Counterexample to uniqueness of identity element?

1. Jun 25, 2011

math771

(Hopefully, this question falls under analysis. I was unable to match it well with any of the forums.)
The proof that the identity element of a binary operation, f: X x X $\rightarrow$ X, is unique is simple and quite convincing: for any e and e' belonging to X, e=f(e,e')=f(e',e)=e'.
However, if we take f(m,n)=max(m,n), it appears that any m will have multiple identity elements--the elements of the set of numbers n less than m.
There must be something that I'm missing here. Any help would be appreciated.
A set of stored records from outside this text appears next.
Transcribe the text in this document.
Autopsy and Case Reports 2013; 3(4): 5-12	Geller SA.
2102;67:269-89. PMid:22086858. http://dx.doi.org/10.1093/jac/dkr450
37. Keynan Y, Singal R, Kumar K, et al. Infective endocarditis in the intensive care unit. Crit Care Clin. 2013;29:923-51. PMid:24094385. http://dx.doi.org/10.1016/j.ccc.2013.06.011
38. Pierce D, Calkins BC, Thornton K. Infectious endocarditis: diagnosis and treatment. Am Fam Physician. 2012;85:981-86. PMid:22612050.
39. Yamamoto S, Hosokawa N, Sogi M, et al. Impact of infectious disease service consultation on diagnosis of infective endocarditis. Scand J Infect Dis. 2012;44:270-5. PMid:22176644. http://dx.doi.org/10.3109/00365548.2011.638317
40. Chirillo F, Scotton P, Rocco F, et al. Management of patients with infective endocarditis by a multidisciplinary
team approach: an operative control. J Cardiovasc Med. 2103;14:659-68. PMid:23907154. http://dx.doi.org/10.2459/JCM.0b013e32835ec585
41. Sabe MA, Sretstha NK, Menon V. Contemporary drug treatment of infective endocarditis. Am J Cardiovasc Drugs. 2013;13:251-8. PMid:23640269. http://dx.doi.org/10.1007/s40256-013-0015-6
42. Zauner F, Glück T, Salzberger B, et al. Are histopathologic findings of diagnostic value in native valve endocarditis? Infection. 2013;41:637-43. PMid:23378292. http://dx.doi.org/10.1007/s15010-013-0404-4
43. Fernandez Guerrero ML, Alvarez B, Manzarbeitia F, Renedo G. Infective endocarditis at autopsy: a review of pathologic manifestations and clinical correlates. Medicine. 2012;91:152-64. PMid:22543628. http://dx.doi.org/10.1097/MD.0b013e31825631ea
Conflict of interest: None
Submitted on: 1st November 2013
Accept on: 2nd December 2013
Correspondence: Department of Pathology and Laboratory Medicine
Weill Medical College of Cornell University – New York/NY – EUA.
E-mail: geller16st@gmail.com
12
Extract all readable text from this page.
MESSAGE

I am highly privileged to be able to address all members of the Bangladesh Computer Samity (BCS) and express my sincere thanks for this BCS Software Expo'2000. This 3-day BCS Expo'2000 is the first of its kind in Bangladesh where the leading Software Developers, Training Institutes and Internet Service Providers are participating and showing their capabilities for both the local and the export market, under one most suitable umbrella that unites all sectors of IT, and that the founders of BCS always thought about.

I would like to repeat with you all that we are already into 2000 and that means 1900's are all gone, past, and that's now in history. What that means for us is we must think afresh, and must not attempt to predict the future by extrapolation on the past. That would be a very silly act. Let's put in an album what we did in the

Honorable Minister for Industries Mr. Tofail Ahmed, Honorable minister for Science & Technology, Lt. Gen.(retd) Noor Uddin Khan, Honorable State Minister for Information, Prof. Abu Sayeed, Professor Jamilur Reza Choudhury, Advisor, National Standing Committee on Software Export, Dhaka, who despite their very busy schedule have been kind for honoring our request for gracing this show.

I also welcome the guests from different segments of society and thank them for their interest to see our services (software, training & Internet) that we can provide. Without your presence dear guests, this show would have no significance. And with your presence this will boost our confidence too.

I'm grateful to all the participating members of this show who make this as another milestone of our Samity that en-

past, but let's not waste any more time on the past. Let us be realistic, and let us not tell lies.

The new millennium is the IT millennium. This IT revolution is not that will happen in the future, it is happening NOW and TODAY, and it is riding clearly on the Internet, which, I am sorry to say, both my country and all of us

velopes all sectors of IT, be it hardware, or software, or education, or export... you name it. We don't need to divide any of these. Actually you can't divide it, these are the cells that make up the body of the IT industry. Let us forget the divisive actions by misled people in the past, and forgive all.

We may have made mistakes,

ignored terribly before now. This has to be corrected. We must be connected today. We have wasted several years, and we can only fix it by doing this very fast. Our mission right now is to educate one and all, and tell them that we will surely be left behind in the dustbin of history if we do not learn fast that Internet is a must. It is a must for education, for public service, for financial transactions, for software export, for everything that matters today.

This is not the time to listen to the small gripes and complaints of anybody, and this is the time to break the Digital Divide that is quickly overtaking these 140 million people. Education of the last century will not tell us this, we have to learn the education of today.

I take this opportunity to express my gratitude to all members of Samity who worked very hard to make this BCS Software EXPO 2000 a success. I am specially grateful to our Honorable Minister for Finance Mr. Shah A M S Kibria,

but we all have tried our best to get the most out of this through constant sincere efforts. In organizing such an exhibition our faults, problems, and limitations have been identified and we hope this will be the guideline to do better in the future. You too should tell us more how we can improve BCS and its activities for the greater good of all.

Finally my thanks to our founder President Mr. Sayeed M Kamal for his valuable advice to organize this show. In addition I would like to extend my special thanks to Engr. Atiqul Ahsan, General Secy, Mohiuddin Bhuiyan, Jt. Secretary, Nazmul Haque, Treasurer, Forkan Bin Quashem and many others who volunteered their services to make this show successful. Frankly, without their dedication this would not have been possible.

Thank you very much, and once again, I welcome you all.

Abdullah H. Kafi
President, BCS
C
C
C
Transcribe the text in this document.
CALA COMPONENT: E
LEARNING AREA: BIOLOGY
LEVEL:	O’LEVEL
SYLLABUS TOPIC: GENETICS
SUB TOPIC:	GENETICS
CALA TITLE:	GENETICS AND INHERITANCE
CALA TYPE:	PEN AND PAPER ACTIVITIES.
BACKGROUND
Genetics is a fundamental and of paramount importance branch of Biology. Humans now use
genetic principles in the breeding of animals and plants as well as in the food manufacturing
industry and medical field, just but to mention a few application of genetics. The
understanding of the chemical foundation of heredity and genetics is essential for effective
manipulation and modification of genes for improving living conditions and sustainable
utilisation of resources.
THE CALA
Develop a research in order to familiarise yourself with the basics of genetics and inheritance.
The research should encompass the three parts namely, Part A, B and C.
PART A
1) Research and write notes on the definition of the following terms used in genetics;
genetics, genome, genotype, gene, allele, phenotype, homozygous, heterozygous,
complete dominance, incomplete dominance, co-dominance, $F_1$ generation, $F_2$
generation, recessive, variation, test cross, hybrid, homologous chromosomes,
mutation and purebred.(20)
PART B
Thanks!

2. Jun 26, 2011

HallsofIvy

Staff Emeritus
You are missing the fact that individual elements of the set do not "have" their own identities. In order that "e" be the identity, we must have f(e, a)= f(a, e) for all a in the set. f(a,b)= max(a, b), over some ordered set, has an identity if and only if the set has an largest member.

3. Jun 26, 2011

math771

Thank you.

4. Jun 26, 2011

SteveL27

Wouldn't the "max identity" be the smallest element? For example in the natural numbers 0, 1, 2, ..., we have max(0, n) = n for all n, so 0 is the identity of the max operation.

5. Jun 26, 2011

math771

I was thinking the same thing. Maybe that's what HallsofIvy meant.

6. Jun 26, 2011

gb7nash

Correct. Assuming the smallest element is e, then max(e,a) = max(a,e) = a for all a in the set. If you're dealing with min, then you do need a largest element in order to have an identity that works for all numbers.

7. Jun 27, 2011

HallsofIvy

Staff Emeritus
Yes, of course. I don't know why I said "maximum".